Janet Malcolm's In the Freud Archives and The Journalist and the Murderer, as well as her books about Sylvia Plath and Gertrude Stein, are canonical in the realm of nonfiction--as is the title essay of this collection, with its forty-one "false starts," or serial attempts to capture the essence of the painter David Salle, which becomes a dazzling portrait of an artist. Malcolm is "among the most intellectually provocative of authors," writes David Lehman in The Boston Globe, "able to turn epiphanies of perception into explosions of insight."
Here, in Forty-one False Starts, Malcolm brings together essays published over the course of several decades (largely in The New Yorker and The New York Review of Books) that reflect her preoccupation with artists and their work. Her subjects are painters, photographers, writers, and critics. She explores Bloomsbury's obsessive desire to create things visual and literary; the "passionate collaborations" behind Edward Weston's nudes; and the character of the German art photographer Thomas Struth, who is "haunted by the Nazi past," yet whose photographs have "a lightness of spirit." In "The Woman Who Hated Women," Malcolm delves beneath the "onyx surface" of Edith Wharton's fiction, while in "Advanced Placement" she relishes the black comedy of the Gossip Girl novels of Cecily von Zeigesar. In "Salinger's Cigarettes," Malcolm writes that "the pettiness, vulgarity, banality, and vanity that few of us are free of, and thus can tolerate in others, are like ragweed for Salinger's helplessly uncontaminated heroes and heroines." "Over and over," as Ian Frazier writes in his introduction, "she has demonstrated that nonfiction--a book of reporting, an article in a magazine, something we see every day--can rise to the highest level of literature."

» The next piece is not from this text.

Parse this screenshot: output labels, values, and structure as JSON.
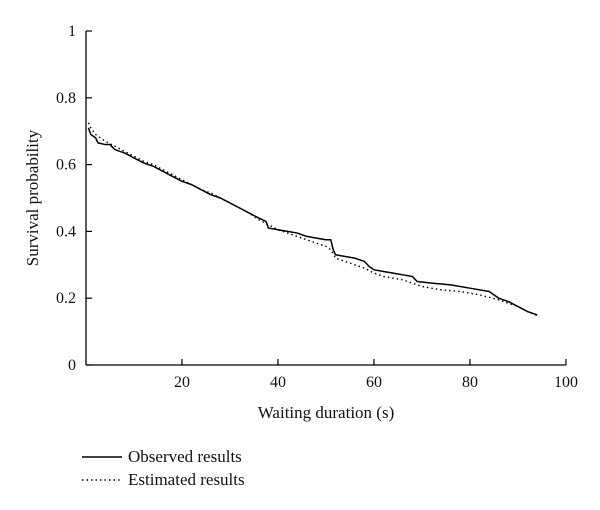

One of Publishers Weekly's Best Nonfiction Books of 2013
PUBLISHERS WEEKLY
Bringing together a quarter-century's worth of subtle, sharply observed essays on artists and writers, this collection chronicles not just life events and artistic influences, but also the amorphous subjectivity of biography itself. The cleverly structured title essay presents Malcolm's "false starts" for a profile of postmodern painter David Salle: the "1950s corporate-style" sofa in his Tribeca loft, the mess of ripped-out magazine pages and illustrations on his studio table, the things critics say about him, what he says about himself. Its fragments mirror the appropriated pictorial scraps in Salle's work. In another highlight, "A Girl of the Zeitgeist," first published in 1986, Malcolm (In the Freud Archives) tracks the fresh but controversial direction Artforum took under then-editor-in-chief Ingrid Sischy. She returns to photography in a number of essays, profiling Julia Margaret Cameron, a Victorian-era amateur whose portraits mix the ridiculous with the inspired; Diane Arbus, who snapped pictures of tramps, freaks, and transvestites; and Edward Weston and Irving Penn, photographers who produced very different types of nudes. She traces the history of the Bloomsbury Group, reassesses a favorite childhood novel by Gene Stratton-Porter, and defends J.D. Salinger's Franny and Zooey from the criticisms of his contemporaries. These unstinting essays investigate how a consensus forms relating to a body of work or an artistic movement, how attitudes toward art change over time, and how artistic legacies are managed or mismanaged by children and heirs.